The Oil Independence, Limiting Subsidies and Accelerating Vehicle Efficiency (OILSAVE) Act would offer consumers a tax credit for purchasing qualified energy saving vehicles. The credit would be fully funded by eliminating a single, unneeded tax deduction currently available to oil companies.

"By limiting just one unnecessary tax break for the largest oil companies, millions of consumers can be rewarded through their wallets for doing their part to make America energy independent." Wyden said. "The United States is currently consuming more than 13 million barrels of foreign oil each day on our roads. That statistic is not good for our economy or our foreign policy."
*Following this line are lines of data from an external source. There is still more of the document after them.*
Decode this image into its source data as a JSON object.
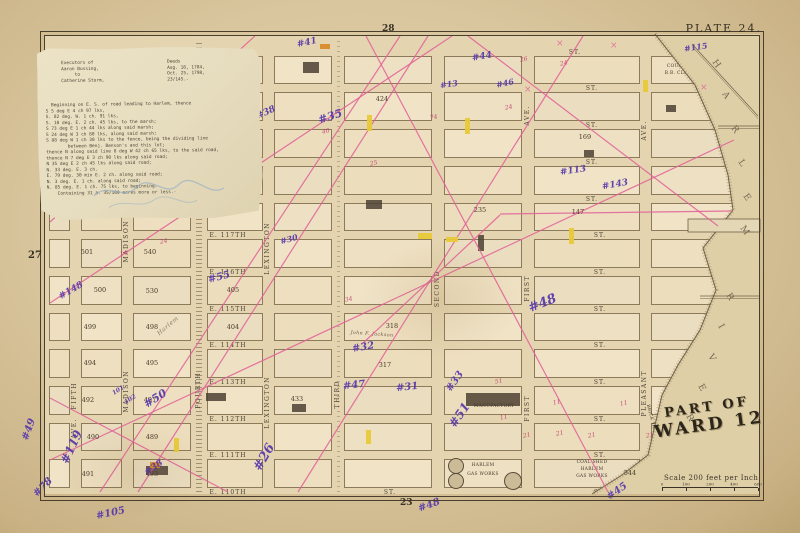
{
  "plate_label": "PLATE 24.",
  "margins": {
    "left": "27",
    "top": "28",
    "bottom": "23"
  },
  "ward_title": {
    "line1": "PART OF",
    "line2": "WARD 12"
  },
  "scale": {
    "label": "Scale 200 feet per Inch",
    "ticks": [
      "0",
      "100",
      "200",
      "400",
      "600"
    ]
  },
  "river": {
    "upper_letters": "HARLEM",
    "lower_letters": "RIVER"
  },
  "colors": {
    "paper": "#d9c69e",
    "block": "#eee0c2",
    "pink_line": "#e25f98",
    "purple_ink": "#5636ab",
    "red_ink": "#c23b6e",
    "yellow_lot": "#e8c938",
    "water": "#decfa7"
  },
  "deed_note": {
    "parties": [
      "Executors of",
      "Aaron Bussing,",
      "     to",
      "Catherine Storm,"
    ],
    "deeds": [
      "Deeds",
      "Aug. 18, 1784,",
      "Oct. 25, 1798,",
      "23/145.-"
    ],
    "body": [
      "  Beginning on E. S. of road leading to Harlem, thence",
      "S 5 deg E 4 ch 97 lks,",
      "S. 82 deg. W. 1 ch. 91 lks,",
      "S. 10 deg. E. 2 ch. 45 lks, to the marsh;",
      "S 73 deg E 1 ch 44 lks along said marsh;",
      "S 24 deg W 3 ch 80 lks, along said marsh;",
      "S 88 deg W 1 ch 30 lks to the fence, being the dividing line",
      "        between Benj. Benson's and this lot;",
      "thence N along said line 8 deg W 42 ch 65 lks, to the said road,",
      "thence N 7 deg E 3 ch 90 lks along said road;",
      "N 35 deg E 2 ch 45 lks along said road;",
      "N. 33 deg. E. 3 ch.",
      "E. 79 deg. 30 min E. 2 ch. along said road;",
      "N. 3 deg. E. 1 ch. along said road;",
      "N. 85 deg. E. 1 ch. 75 lks, to beginning.",
      "    Containing 31 a. 35/100 acres more or less.-"
    ]
  },
  "avenues": [
    {
      "x": 75,
      "w": 9,
      "labels": [
        {
          "t": "FIFTH",
          "y": 412
        },
        {
          "t": "AVE.",
          "y": 448
        }
      ]
    },
    {
      "x": 127,
      "w": 9,
      "labels": [
        {
          "t": "MADISON",
          "y": 250
        },
        {
          "t": "MADISON",
          "y": 400
        }
      ]
    },
    {
      "x": 199,
      "w": 14,
      "rail": true,
      "labels": [
        {
          "t": "FOURTH",
          "y": 402
        }
      ]
    },
    {
      "x": 268,
      "w": 9,
      "labels": [
        {
          "t": "LEXINGTON",
          "y": 252
        },
        {
          "t": "LEXINGTON",
          "y": 406
        }
      ]
    },
    {
      "x": 338,
      "w": 10,
      "el": true,
      "labels": [
        {
          "t": "THIRD",
          "y": 410
        }
      ]
    },
    {
      "x": 438,
      "w": 10,
      "labels": [
        {
          "t": "SECOND",
          "y": 300
        }
      ]
    },
    {
      "x": 528,
      "w": 10,
      "labels": [
        {
          "t": "FIRST",
          "y": 305
        },
        {
          "t": "AVE.",
          "y": 135
        },
        {
          "t": "FIRST",
          "y": 425
        }
      ]
    },
    {
      "x": 645,
      "w": 9,
      "labels": [
        {
          "t": "PLEASANT",
          "y": 400
        },
        {
          "t": "AVE.",
          "y": 150
        }
      ]
    }
  ],
  "streets": {
    "ys": [
      52,
      88,
      125,
      162,
      199,
      235,
      272,
      309,
      345,
      382,
      419,
      455,
      492
    ],
    "labels": [
      {
        "x": 228,
        "y": 235,
        "t": "E. 117TH"
      },
      {
        "x": 228,
        "y": 272,
        "t": "E. 116TH"
      },
      {
        "x": 228,
        "y": 309,
        "t": "E. 115TH"
      },
      {
        "x": 228,
        "y": 345,
        "t": "E. 114TH"
      },
      {
        "x": 228,
        "y": 382,
        "t": "E. 113TH"
      },
      {
        "x": 228,
        "y": 419,
        "t": "E. 112TH"
      },
      {
        "x": 228,
        "y": 455,
        "t": "E. 111TH"
      },
      {
        "x": 228,
        "y": 492,
        "t": "E. 110TH"
      },
      {
        "x": 600,
        "y": 235,
        "t": "ST."
      },
      {
        "x": 600,
        "y": 272,
        "t": "ST."
      },
      {
        "x": 600,
        "y": 309,
        "t": "ST."
      },
      {
        "x": 600,
        "y": 345,
        "t": "ST."
      },
      {
        "x": 600,
        "y": 382,
        "t": "ST."
      },
      {
        "x": 600,
        "y": 419,
        "t": "ST."
      },
      {
        "x": 600,
        "y": 455,
        "t": "ST."
      },
      {
        "x": 600,
        "y": 492,
        "t": "ST."
      },
      {
        "x": 592,
        "y": 88,
        "t": "ST."
      },
      {
        "x": 592,
        "y": 125,
        "t": "ST."
      },
      {
        "x": 592,
        "y": 162,
        "t": "ST."
      },
      {
        "x": 592,
        "y": 199,
        "t": "ST."
      },
      {
        "x": 575,
        "y": 52,
        "t": "ST."
      },
      {
        "x": 390,
        "y": 492,
        "t": "ST."
      }
    ]
  },
  "block_numbers": [
    {
      "x": 87,
      "y": 252,
      "t": "501"
    },
    {
      "x": 150,
      "y": 252,
      "t": "540"
    },
    {
      "x": 100,
      "y": 290,
      "t": "500"
    },
    {
      "x": 152,
      "y": 291,
      "t": "530"
    },
    {
      "x": 90,
      "y": 327,
      "t": "499"
    },
    {
      "x": 152,
      "y": 327,
      "t": "498"
    },
    {
      "x": 90,
      "y": 363,
      "t": "494"
    },
    {
      "x": 152,
      "y": 363,
      "t": "495"
    },
    {
      "x": 88,
      "y": 400,
      "t": "492"
    },
    {
      "x": 150,
      "y": 400,
      "t": "497"
    },
    {
      "x": 93,
      "y": 437,
      "t": "490"
    },
    {
      "x": 152,
      "y": 437,
      "t": "489"
    },
    {
      "x": 88,
      "y": 474,
      "t": "491"
    },
    {
      "x": 152,
      "y": 474,
      "t": "493"
    },
    {
      "x": 233,
      "y": 290,
      "t": "405"
    },
    {
      "x": 233,
      "y": 327,
      "t": "404"
    },
    {
      "x": 297,
      "y": 399,
      "t": "433"
    },
    {
      "x": 392,
      "y": 326,
      "t": "318"
    },
    {
      "x": 385,
      "y": 365,
      "t": "317"
    },
    {
      "x": 382,
      "y": 99,
      "t": "424"
    },
    {
      "x": 585,
      "y": 137,
      "t": "169"
    },
    {
      "x": 480,
      "y": 210,
      "t": "235"
    },
    {
      "x": 578,
      "y": 212,
      "t": "147"
    },
    {
      "x": 630,
      "y": 473,
      "t": "544"
    }
  ],
  "purple_notes": [
    {
      "x": 297,
      "y": 38,
      "t": "#41",
      "r": -12,
      "s": 9
    },
    {
      "x": 472,
      "y": 52,
      "t": "#44",
      "r": -10,
      "s": 9
    },
    {
      "x": 684,
      "y": 42,
      "t": "#115",
      "r": -8,
      "s": 8
    },
    {
      "x": 496,
      "y": 78,
      "t": "#46",
      "r": -12,
      "s": 8
    },
    {
      "x": 440,
      "y": 79,
      "t": "#13",
      "r": -8,
      "s": 8
    },
    {
      "x": 560,
      "y": 166,
      "t": "#113",
      "r": -8,
      "s": 9
    },
    {
      "x": 602,
      "y": 180,
      "t": "#143",
      "r": -10,
      "s": 9
    },
    {
      "x": 256,
      "y": 108,
      "t": "#38",
      "r": -25,
      "s": 9
    },
    {
      "x": 318,
      "y": 110,
      "t": "#35",
      "r": -18,
      "s": 11
    },
    {
      "x": 208,
      "y": 272,
      "t": "#55",
      "r": -15,
      "s": 10
    },
    {
      "x": 58,
      "y": 286,
      "t": "#148",
      "r": -30,
      "s": 9
    },
    {
      "x": 280,
      "y": 234,
      "t": "#30",
      "r": -15,
      "s": 8
    },
    {
      "x": 528,
      "y": 296,
      "t": "#48",
      "r": -22,
      "s": 13
    },
    {
      "x": 444,
      "y": 376,
      "t": "#33",
      "r": -55,
      "s": 10
    },
    {
      "x": 446,
      "y": 408,
      "t": "#51",
      "r": -55,
      "s": 12
    },
    {
      "x": 352,
      "y": 342,
      "t": "#32",
      "r": -10,
      "s": 10
    },
    {
      "x": 343,
      "y": 380,
      "t": "#47",
      "r": -6,
      "s": 10
    },
    {
      "x": 396,
      "y": 382,
      "t": "#31",
      "r": -6,
      "s": 10
    },
    {
      "x": 54,
      "y": 440,
      "t": "#119",
      "r": -65,
      "s": 12
    },
    {
      "x": 143,
      "y": 392,
      "t": "#50",
      "r": -32,
      "s": 11
    },
    {
      "x": 112,
      "y": 387,
      "t": "101",
      "r": -32,
      "s": 6
    },
    {
      "x": 124,
      "y": 396,
      "t": "102",
      "r": -32,
      "s": 6
    },
    {
      "x": 250,
      "y": 450,
      "t": "#26",
      "r": -60,
      "s": 13
    },
    {
      "x": 32,
      "y": 482,
      "t": "#78",
      "r": -45,
      "s": 10
    },
    {
      "x": 96,
      "y": 508,
      "t": "#105",
      "r": -12,
      "s": 10
    },
    {
      "x": 144,
      "y": 463,
      "t": "#38",
      "r": -35,
      "s": 9
    },
    {
      "x": 18,
      "y": 424,
      "t": "#49",
      "r": -70,
      "s": 10
    },
    {
      "x": 606,
      "y": 486,
      "t": "#45",
      "r": -35,
      "s": 10
    },
    {
      "x": 418,
      "y": 500,
      "t": "#48",
      "r": -20,
      "s": 10
    }
  ],
  "red_notes": [
    {
      "x": 160,
      "y": 238,
      "t": "24"
    },
    {
      "x": 120,
      "y": 250,
      "t": "14"
    },
    {
      "x": 345,
      "y": 296,
      "t": "34"
    },
    {
      "x": 505,
      "y": 104,
      "t": "24"
    },
    {
      "x": 520,
      "y": 56,
      "t": "26"
    },
    {
      "x": 560,
      "y": 60,
      "t": "24"
    },
    {
      "x": 430,
      "y": 114,
      "t": "74"
    },
    {
      "x": 495,
      "y": 378,
      "t": "51"
    },
    {
      "x": 523,
      "y": 432,
      "t": "21"
    },
    {
      "x": 556,
      "y": 430,
      "t": "21"
    },
    {
      "x": 588,
      "y": 432,
      "t": "21"
    },
    {
      "x": 646,
      "y": 432,
      "t": "21"
    },
    {
      "x": 620,
      "y": 400,
      "t": "11"
    },
    {
      "x": 553,
      "y": 399,
      "t": "11"
    },
    {
      "x": 500,
      "y": 414,
      "t": "11"
    },
    {
      "x": 370,
      "y": 160,
      "t": "25"
    },
    {
      "x": 322,
      "y": 128,
      "t": "40"
    }
  ],
  "pink_x_marks": [
    {
      "x": 556,
      "y": 46
    },
    {
      "x": 610,
      "y": 48
    },
    {
      "x": 700,
      "y": 90
    },
    {
      "x": 524,
      "y": 92
    }
  ],
  "yellow_lots": [
    {
      "x": 367,
      "y": 115,
      "w": 5,
      "h": 16
    },
    {
      "x": 465,
      "y": 118,
      "w": 5,
      "h": 16
    },
    {
      "x": 569,
      "y": 228,
      "w": 5,
      "h": 16
    },
    {
      "x": 418,
      "y": 233,
      "w": 14,
      "h": 6
    },
    {
      "x": 446,
      "y": 237,
      "w": 12,
      "h": 5
    },
    {
      "x": 174,
      "y": 438,
      "w": 5,
      "h": 14
    },
    {
      "x": 366,
      "y": 430,
      "w": 5,
      "h": 14
    },
    {
      "x": 643,
      "y": 80,
      "w": 5,
      "h": 12
    },
    {
      "x": 150,
      "y": 462,
      "w": 10,
      "h": 6,
      "c": "#d88a2a"
    },
    {
      "x": 320,
      "y": 44,
      "w": 10,
      "h": 5,
      "c": "#d88a2a"
    }
  ],
  "pink_lines": [
    {
      "x1": 50,
      "y1": 222,
      "x2": 255,
      "y2": 36
    },
    {
      "x1": 50,
      "y1": 303,
      "x2": 452,
      "y2": 36
    },
    {
      "x1": 100,
      "y1": 492,
      "x2": 400,
      "y2": 36
    },
    {
      "x1": 138,
      "y1": 492,
      "x2": 428,
      "y2": 36
    },
    {
      "x1": 50,
      "y1": 460,
      "x2": 734,
      "y2": 140
    },
    {
      "x1": 298,
      "y1": 492,
      "x2": 583,
      "y2": 36
    },
    {
      "x1": 366,
      "y1": 36,
      "x2": 608,
      "y2": 492
    },
    {
      "x1": 468,
      "y1": 36,
      "x2": 718,
      "y2": 226
    },
    {
      "x1": 500,
      "y1": 214,
      "x2": 732,
      "y2": 211
    },
    {
      "x1": 500,
      "y1": 215,
      "x2": 362,
      "y2": 344
    },
    {
      "x1": 50,
      "y1": 398,
      "x2": 228,
      "y2": 492
    }
  ],
  "landmarks": {
    "gas_works": {
      "line1": "HARLEM",
      "line2": "GAS WORKS",
      "x": 483,
      "y": 470,
      "tanks": [
        [
          455,
          465,
          7
        ],
        [
          455,
          480,
          7
        ],
        [
          512,
          480,
          8
        ]
      ]
    },
    "coal_shed": {
      "lines": [
        "COAL SHED",
        "HARLEM",
        "GAS WORKS"
      ],
      "x": 592,
      "y": 462
    },
    "manufactory": {
      "label": "MANUFACTORY",
      "x": 494,
      "y": 406,
      "rect": [
        466,
        393,
        54,
        13
      ]
    },
    "club": {
      "lines": [
        "COUNTY",
        "B.B. CLUB"
      ],
      "x": 678,
      "y": 66
    },
    "brick_yard": {
      "label": "BRICK YARD",
      "x": 652,
      "y": 420,
      "r": 75
    },
    "harlem_road": {
      "label": "Harlem",
      "x": 168,
      "y": 326,
      "r": -40
    },
    "jackson": {
      "label": "John F. Jackson",
      "x": 372,
      "y": 334,
      "r": 4
    },
    "dark_buildings": [
      [
        303,
        62,
        16,
        11
      ],
      [
        292,
        404,
        14,
        8
      ],
      [
        584,
        150,
        10,
        7
      ],
      [
        666,
        105,
        10,
        7
      ],
      [
        478,
        235,
        6,
        16
      ],
      [
        146,
        466,
        22,
        9
      ],
      [
        206,
        393,
        20,
        8
      ],
      [
        366,
        200,
        16,
        9
      ]
    ]
  },
  "river_geometry": {
    "water_poly": "655,34 695,85 715,130 728,175 733,210 703,248 716,290 700,330 678,365 662,395 655,425 648,455 622,475 592,494 760,494 760,34",
    "shore_line": "655,34 695,85 715,130 728,175 733,210 703,248 716,290 700,330 678,365 662,395 655,425 648,455 622,475 592,494",
    "piers": [
      [
        688,
        219,
        72,
        13
      ]
    ],
    "bulkheads": [
      [
        718,
        126,
        760,
        126
      ],
      [
        700,
        296,
        760,
        296
      ],
      [
        692,
        44,
        758,
        116
      ]
    ],
    "upper_letter_pts": [
      [
        712,
        62
      ],
      [
        722,
        94
      ],
      [
        731,
        128
      ],
      [
        738,
        162
      ],
      [
        743,
        196
      ],
      [
        740,
        228
      ]
    ],
    "lower_letter_pts": [
      [
        726,
        295
      ],
      [
        718,
        326
      ],
      [
        708,
        356
      ],
      [
        698,
        386
      ],
      [
        686,
        416
      ]
    ]
  }
}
"I'm happy to join with Senator Wyden in this effort to make more innovative fuel-efficient technologies available to more consumers," said Bennett. "This legislation builds on the success of the Energy Policy Act passed last year, which included the popular hybrid vehicle tax credit benefiting thousands of consumers today. This is a logical next step toward finding a solution to reducing our dependence on foreign oil."

The Wyden-Bennett legislation builds on the incentives for hybrid gasoline-electric powered cars included in last year's energy bill. But unlike the hybrid credit, the OILSAVE Act takes a technology-neutral approach and allows any vehicle with superior fuel efficiency to qualify for a credit, whether it uses hybrid or conventional technologies.

Senators Wyden and Bennett said that consumers who buy vehicles that are at least 25 percent more fuel efficient than the applicable CAFÉ standard for cars, trucks and SUVs, will get a tax credit of at least $630 and as much as $1860 for the most fuel efficient models. The credit amount would be printed on the window sticker of new vehicles. The consumer could claim the tax credit on his or her tax return or transfer it to an auto dealer - providing a "cash back" option to consumers at the time of purchase.

The OILSAVE legislation repeals one tax advantage major oil companies now get and agree they do not need - saving taxpayers $6.8 billion. That savings more than covers the $1.3 billion per year cost of the OILSAVE tax credit program.